I tried looking online for some stay-at-home-dad groups that my husband could check into. Predictably, there aren't many, and those I did find seemed more geared toward giving dads the social interaction they were craving, not so much the kids.
Some days my husband takes The Boy to Chick-Fil-A at lunchtime, because there's always a crowd in the play area. It's like a pick-up playgroup, and they have milkshakes. It's a good time. A couple of weeks ago, there was a particularly lively bunch of kids on the slide.
"I had to drag him out of there when it was time to go," my husband reported. "He was screaming over my shoulder, ‘Bye, guys! See you tomorrow at Chick-Fil-A!' "

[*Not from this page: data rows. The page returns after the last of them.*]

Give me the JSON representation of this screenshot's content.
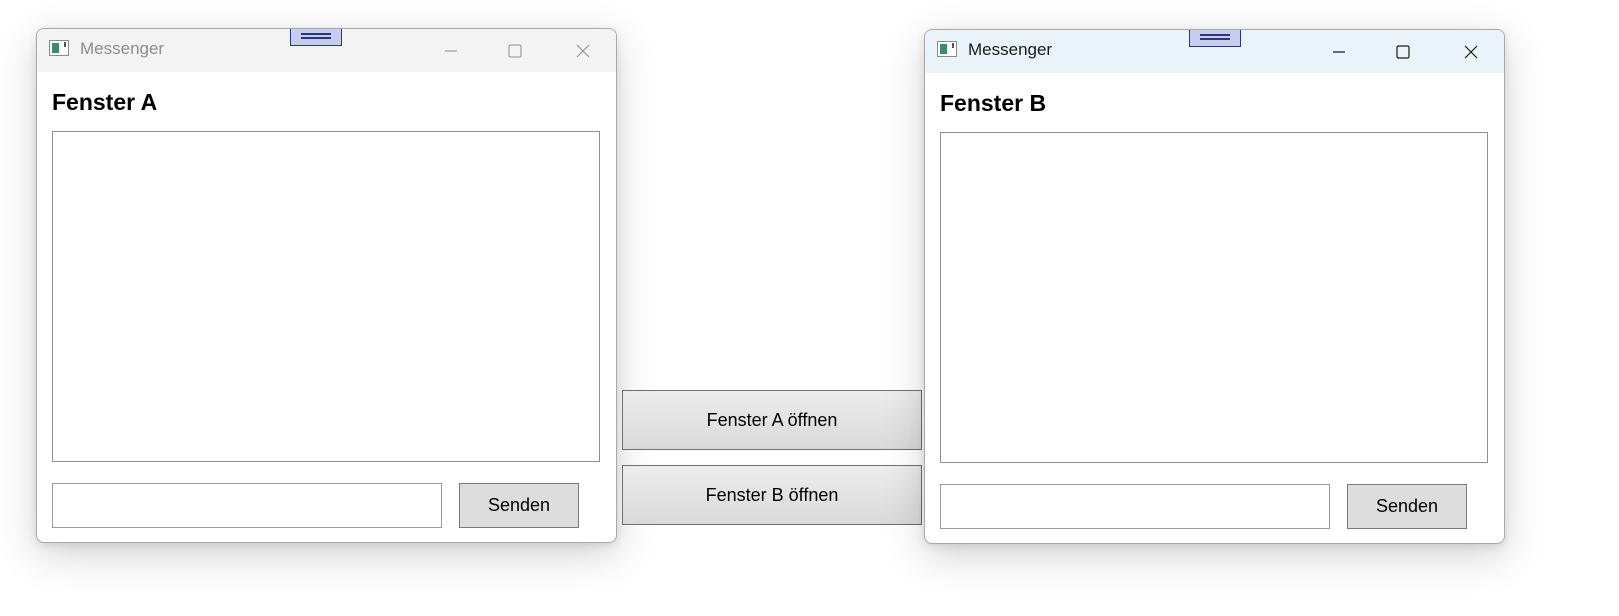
{
  "colors": {
    "titlebar_inactive": "#f3f3f3",
    "titlebar_active": "#eaf3f9",
    "grip_fill": "#c7cdf0",
    "grip_border": "#2b3580",
    "button_face": "#dddddd"
  },
  "window_a": {
    "title": "Messenger",
    "active": false,
    "heading": "Fenster A",
    "message_log": "",
    "input_value": "",
    "send_label": "Senden",
    "icons": [
      "app-icon",
      "minimize-icon",
      "maximize-icon",
      "close-icon"
    ]
  },
  "window_b": {
    "title": "Messenger",
    "active": true,
    "heading": "Fenster B",
    "message_log": "",
    "input_value": "",
    "send_label": "Senden",
    "icons": [
      "app-icon",
      "minimize-icon",
      "maximize-icon",
      "close-icon"
    ]
  },
  "launcher": {
    "open_a_label": "Fenster A öffnen",
    "open_b_label": "Fenster B öffnen"
  }
}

We started talking about preschool that night. We already knew the one; it's attached to the school we've always had in the back of our minds as our alternative-to-homeschooling possibility. I sent them an e-mail, asked them some questions. They responded quickly and warmly. My palms started to sweat.

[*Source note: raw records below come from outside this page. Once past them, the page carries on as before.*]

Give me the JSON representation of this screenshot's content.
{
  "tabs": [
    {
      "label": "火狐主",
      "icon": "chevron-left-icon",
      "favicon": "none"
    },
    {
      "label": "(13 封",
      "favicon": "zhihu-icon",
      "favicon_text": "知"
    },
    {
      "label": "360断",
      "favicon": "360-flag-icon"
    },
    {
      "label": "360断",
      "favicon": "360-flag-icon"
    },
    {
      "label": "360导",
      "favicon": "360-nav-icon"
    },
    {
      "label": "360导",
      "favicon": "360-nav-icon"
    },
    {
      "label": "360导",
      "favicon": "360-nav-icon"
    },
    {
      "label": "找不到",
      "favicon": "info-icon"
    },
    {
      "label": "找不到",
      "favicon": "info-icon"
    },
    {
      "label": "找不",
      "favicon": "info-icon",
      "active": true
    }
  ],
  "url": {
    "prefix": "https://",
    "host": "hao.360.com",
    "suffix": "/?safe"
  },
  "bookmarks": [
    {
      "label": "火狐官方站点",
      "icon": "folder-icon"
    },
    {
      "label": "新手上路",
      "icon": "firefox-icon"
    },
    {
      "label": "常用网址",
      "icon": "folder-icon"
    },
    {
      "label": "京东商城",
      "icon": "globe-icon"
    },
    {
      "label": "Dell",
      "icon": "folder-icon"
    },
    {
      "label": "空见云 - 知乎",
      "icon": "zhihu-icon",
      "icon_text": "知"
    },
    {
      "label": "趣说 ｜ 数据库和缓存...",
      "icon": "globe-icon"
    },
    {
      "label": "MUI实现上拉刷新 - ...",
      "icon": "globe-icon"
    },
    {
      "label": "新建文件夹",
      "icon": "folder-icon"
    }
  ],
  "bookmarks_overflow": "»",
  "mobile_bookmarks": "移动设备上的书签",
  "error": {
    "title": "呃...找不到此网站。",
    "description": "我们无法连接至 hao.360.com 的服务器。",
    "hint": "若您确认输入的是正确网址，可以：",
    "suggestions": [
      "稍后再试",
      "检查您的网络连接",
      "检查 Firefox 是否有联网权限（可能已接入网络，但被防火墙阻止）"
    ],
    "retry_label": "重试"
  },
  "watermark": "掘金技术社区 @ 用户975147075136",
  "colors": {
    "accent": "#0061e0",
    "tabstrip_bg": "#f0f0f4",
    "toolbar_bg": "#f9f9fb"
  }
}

The next day, we went out for pizza with The Boy's best friend and his parents. He started preschool a couple of months ago himself.
"I can spell my name," bragged the friend, rattling off the letters like an old pro.

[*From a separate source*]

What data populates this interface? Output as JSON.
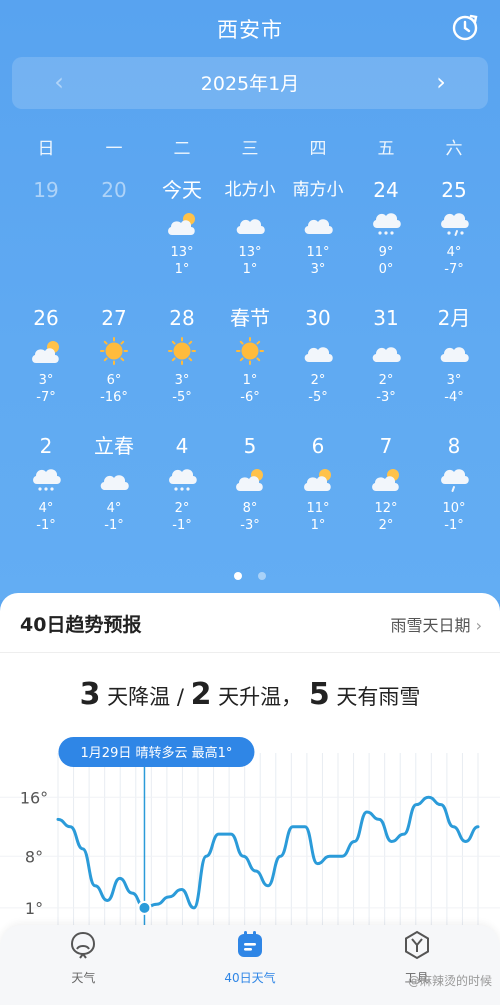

"I can spell my name, too," The Boy said, blithely munching a crust. "A-H-H-H-3-7-X-2."
That's not how his name is spelled. The three actually comes before the third H. I was proud of the friend, because he's our guy, but I also felt maybe just the tiniest bit competitive.
The next day, friendly preschool lady suggested we come for a visit. She sent us their new address; the old location wasn't too far from us, about four miles. The new location was even closer. My excuses were melting away.
It took us exactly five minutes to get there from our house. True to form, The Boy managed to fall into a deep sleep on the short drive and was a cranky beast when we walked in the door. I apologized to friendly preschool lady when he wouldn't say hello. She took it in stride.
We toured the halls and peeked into the classrooms. The children looked happy and well-supervised, and the school was clean and welcoming. We ran into an acquaintance from our old regular coffee shop; turns out she's the fourth-grade teacher there, and both of her kids are in the preschool — a glowing recommendation. OK, universe, we get it, thanks!
Back at home, we came up with a thousand reasons why we shouldn't send him. We would have to get up at the crack of 8 a.m., three days a week! His potty-training isn't completely foolproof yet! I worked myself into a self-loathing froth trying to analyze the look the lady had given me when I'd mentioned that he doesn't drink out of a cup very well unless he has a straw.
"I want you to go back there and tell that lady that he still sleeps in our bed," my husband taunted.
"I want you to carry him in there on the first day in the backpack," I retorted. My husband refuses to accept that The Boy is way too big for the toddler carrier he uses when they hike the James River. When he wears it, he looks like a soldier carrying a wounded comrade off the battlefield. Whenever I mention retiring it, he pretends not to hear me.
The application is still on my desk. I haven't filled it out, but I haven't thrown it away, either. I know that he's ready, and I know he'll do fine. It's the rest of us I'm not so sure about.